— Зачем ты согласился расчленить свой полк на отдельные батальоны? Разве тебе не было ясно, что каждый батальон в отдельности немцы сомнут в два счета? Так ведь и получилось, и ты виноват в гибели стольких людей…
— Замолчи! — гневно бросил Константин Константинович. — Замолчи, слышишь! Я не позволю, чтобы каждый сопляк…
Сын не дал ему договорить. Лицо его вдруг сжалось, сделалось маленьким, как у ребенка, и смотрел он на отца и с состраданием, и с жалостью, и с осуждением, которого не мог, или не хотел скрыть. Покачав головой, он сказал:
— Ну, что ж… В таком случае, прости меня.
Повернулся — и медленно пошел в туман, ни разу не оглянувшись и даже не простившись.
— Куда же ты, сынок, — просяще, раскаиваясь в той грубости, которую допустил, крикнул ему вдогонку Константин Константинович. — Или ты не видишь, как мне тяжело? Не уходи, слышишь?!
— Теперь никто никого не слышит, дорогой мой полковник. Такое время настало, что каждый человек слышит только себя самого, пора тебе к этому привыкнуть. Или хотя бы приспособиться…

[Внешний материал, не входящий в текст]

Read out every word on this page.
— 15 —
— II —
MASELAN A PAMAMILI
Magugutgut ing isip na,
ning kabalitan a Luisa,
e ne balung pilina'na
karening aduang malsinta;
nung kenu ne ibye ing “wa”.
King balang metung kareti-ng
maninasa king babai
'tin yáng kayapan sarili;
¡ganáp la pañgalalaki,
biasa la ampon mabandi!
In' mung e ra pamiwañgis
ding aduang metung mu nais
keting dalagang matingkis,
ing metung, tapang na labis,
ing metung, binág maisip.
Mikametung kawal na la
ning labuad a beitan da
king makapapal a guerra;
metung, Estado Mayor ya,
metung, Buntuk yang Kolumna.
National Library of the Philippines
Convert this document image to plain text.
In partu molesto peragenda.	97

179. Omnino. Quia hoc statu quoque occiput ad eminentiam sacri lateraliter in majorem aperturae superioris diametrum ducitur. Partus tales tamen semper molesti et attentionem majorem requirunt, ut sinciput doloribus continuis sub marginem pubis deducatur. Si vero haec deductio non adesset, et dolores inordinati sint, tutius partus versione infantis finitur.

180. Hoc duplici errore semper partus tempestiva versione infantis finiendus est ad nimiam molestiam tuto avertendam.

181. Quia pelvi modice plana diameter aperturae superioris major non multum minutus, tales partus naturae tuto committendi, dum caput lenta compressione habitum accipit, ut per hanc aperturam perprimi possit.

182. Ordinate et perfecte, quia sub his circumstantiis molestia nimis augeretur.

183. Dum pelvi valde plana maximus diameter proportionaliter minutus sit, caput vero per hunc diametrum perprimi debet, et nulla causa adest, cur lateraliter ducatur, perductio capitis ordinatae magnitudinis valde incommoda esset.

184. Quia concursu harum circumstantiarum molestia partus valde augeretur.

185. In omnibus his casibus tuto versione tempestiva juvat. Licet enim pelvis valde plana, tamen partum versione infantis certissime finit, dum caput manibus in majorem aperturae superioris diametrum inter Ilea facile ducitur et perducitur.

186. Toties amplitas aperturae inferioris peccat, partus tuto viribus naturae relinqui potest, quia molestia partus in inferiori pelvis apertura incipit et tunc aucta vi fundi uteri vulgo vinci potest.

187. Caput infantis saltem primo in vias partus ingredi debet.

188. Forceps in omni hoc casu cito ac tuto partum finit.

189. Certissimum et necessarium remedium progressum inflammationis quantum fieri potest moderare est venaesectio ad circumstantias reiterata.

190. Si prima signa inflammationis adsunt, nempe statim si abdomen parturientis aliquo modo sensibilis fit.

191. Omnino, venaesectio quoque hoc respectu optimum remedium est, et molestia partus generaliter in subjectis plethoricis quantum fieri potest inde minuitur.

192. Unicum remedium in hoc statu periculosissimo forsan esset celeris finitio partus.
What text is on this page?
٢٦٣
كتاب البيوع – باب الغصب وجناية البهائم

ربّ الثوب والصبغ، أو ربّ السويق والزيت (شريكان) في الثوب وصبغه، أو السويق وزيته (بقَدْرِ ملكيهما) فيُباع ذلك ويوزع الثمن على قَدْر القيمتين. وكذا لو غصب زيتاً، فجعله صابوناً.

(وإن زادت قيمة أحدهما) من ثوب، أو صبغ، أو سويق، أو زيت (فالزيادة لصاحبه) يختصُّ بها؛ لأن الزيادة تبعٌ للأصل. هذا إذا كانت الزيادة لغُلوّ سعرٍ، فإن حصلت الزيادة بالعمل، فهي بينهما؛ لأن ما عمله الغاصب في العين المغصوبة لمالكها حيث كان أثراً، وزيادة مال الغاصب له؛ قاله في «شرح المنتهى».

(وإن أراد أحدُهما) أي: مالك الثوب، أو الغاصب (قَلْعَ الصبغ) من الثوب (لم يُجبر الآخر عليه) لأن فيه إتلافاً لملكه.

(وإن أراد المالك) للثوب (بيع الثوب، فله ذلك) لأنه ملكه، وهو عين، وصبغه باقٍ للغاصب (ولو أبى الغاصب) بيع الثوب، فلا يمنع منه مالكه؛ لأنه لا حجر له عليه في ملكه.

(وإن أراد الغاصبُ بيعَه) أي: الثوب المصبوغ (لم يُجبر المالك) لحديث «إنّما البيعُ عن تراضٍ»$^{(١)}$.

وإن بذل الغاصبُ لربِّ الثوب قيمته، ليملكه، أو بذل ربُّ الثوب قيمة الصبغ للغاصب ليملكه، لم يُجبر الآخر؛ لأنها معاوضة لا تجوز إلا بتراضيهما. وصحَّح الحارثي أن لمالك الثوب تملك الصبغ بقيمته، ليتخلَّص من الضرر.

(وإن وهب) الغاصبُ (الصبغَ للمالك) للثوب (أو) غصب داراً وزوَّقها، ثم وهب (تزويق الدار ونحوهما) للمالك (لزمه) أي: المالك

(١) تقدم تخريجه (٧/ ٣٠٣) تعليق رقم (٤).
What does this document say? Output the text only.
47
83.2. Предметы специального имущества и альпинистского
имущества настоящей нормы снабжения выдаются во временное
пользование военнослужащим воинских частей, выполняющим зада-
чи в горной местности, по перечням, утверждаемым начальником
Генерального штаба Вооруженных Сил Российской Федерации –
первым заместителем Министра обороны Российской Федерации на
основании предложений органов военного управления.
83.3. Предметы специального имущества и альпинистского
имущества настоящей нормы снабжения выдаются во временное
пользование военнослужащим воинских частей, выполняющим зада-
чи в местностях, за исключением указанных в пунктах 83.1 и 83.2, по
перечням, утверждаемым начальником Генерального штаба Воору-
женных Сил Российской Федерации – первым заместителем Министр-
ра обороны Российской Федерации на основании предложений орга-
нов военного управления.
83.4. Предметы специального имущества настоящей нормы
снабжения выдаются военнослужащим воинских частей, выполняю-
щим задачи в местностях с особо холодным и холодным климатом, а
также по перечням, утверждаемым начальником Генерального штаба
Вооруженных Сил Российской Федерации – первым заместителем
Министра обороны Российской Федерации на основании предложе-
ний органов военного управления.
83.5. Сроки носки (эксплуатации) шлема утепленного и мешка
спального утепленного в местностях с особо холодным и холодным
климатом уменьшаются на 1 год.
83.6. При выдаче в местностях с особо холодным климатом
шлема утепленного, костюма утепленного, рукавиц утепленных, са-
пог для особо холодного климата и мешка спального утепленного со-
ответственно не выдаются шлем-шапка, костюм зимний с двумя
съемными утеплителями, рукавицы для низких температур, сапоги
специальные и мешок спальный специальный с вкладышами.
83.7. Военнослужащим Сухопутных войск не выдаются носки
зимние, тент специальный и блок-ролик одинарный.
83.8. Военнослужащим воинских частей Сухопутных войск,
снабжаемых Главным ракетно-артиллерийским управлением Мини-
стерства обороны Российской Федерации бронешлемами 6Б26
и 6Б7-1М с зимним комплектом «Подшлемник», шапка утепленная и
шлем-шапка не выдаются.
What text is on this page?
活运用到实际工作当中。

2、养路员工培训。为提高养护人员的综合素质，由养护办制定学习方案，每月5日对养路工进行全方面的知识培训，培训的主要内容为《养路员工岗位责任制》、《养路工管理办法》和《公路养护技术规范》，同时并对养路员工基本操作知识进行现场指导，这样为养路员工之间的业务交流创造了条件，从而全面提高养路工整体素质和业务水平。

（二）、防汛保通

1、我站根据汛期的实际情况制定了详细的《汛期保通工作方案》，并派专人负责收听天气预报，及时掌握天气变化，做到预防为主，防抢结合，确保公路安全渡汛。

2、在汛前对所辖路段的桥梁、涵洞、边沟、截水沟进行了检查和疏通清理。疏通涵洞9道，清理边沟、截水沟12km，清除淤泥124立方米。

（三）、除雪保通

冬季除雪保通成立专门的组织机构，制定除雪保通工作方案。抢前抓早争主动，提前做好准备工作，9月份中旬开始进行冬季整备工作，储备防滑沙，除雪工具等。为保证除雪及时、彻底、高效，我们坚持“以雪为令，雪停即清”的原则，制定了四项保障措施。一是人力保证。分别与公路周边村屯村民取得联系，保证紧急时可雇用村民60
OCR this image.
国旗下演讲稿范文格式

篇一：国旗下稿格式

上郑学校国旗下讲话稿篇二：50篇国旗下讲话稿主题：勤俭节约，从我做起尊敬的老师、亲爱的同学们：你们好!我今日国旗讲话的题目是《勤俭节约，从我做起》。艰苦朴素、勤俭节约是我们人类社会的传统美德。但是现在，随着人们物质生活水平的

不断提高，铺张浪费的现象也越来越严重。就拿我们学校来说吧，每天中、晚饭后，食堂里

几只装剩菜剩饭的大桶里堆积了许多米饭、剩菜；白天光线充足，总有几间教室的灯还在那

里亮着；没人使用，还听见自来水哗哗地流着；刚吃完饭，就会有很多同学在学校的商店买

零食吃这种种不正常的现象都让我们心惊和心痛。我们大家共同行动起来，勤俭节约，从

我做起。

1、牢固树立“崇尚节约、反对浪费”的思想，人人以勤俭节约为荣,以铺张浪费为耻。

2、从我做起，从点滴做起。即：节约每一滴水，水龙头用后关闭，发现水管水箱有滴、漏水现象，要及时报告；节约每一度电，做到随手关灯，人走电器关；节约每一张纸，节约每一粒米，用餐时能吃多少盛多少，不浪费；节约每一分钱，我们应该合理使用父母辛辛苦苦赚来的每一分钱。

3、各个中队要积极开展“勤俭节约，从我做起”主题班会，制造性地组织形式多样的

Голос говорящего человека был очень знакомый, но самого этого человека Константин Константинович почему-то не видел, словно это было не живое существо, а дух, притом дух явно недоброжелательный, язвительный и уж, конечно, никак не дружественный. Константин Константинович долго молчал, не отвечая, а голос продолжал:
— Не узнаешь? Это же я, капитан Грачев, тот самый Грачев, о котором ты однажды публично сказал: «Есть люди, которые никогда не снашивают ботинок, потому что всегда ползают на коленях. Одним из таких людей является капитан Грачев». Вспомнил, нет?
— Вспомнил, — равнодушно ответил Константин Константинович. — И до сих пор вас презираю, капитан Грачев. За ваше низкопоклонство, двоедушие, трусость.
— Ха-ха! — засмеялся Грачев. — Он меня презирает! Меня презирает человек, который подставил под удар целый батальон, по сути, не нанеся противнику никакого урона… Полководец…
— Вон! — закричал Строгов.
— Тише, Константин Константинович, — попросила медсестра. — Пожалуйста, тише.
Он открыл глаза. Все видения исчезли — весь тот нереальный мир, который окружал полковника Строгова минуту назад, исчез бесследно, перед Константином Константиновичем во всех своих неповторимых красках раскрывалась жизнь, прекрасная и полная тревог и опасностей. Взошедшее солнце по всему болоту за пределами островка проложило золоченые тропки, по которым, сверкая, катились серебряные кольца, низко летающие стрижи и ласточки будто подхватывали эти кольца на лету и взмывали к синему поднебесью. Полчища лягушек давали утренний концерт, к которому прислушивалось все живое вокруг: ужи с коронами на узких головках, змеи, застывшие на кочках, устроившаяся на кусте выпь, сам напоенный утренней свежестью воздух.
Над островком, свистя крыльями, пролетела стая чирков. С берега ее заметили — и два или три немца пальнули по чиркам из автоматов.
Полковник Строгов, лейтенант Топольков, солдаты Мельников и Хаджи, а вместе с ними и медсестра Ольга следили за удаляющимися чирками затаив дыхание, каждый из них думал: не дай Бог, упадет подбитой хотя бы одна птица, и кто-нибудь из немцев побредет на островок подобрать ее — это будет началом конца. Что они впятером, двое из которых ранены, могут сделать, чтобы защитить себя? Ничего! Если они успеют перестрелять десяток или даже два немцев, это их не спасет.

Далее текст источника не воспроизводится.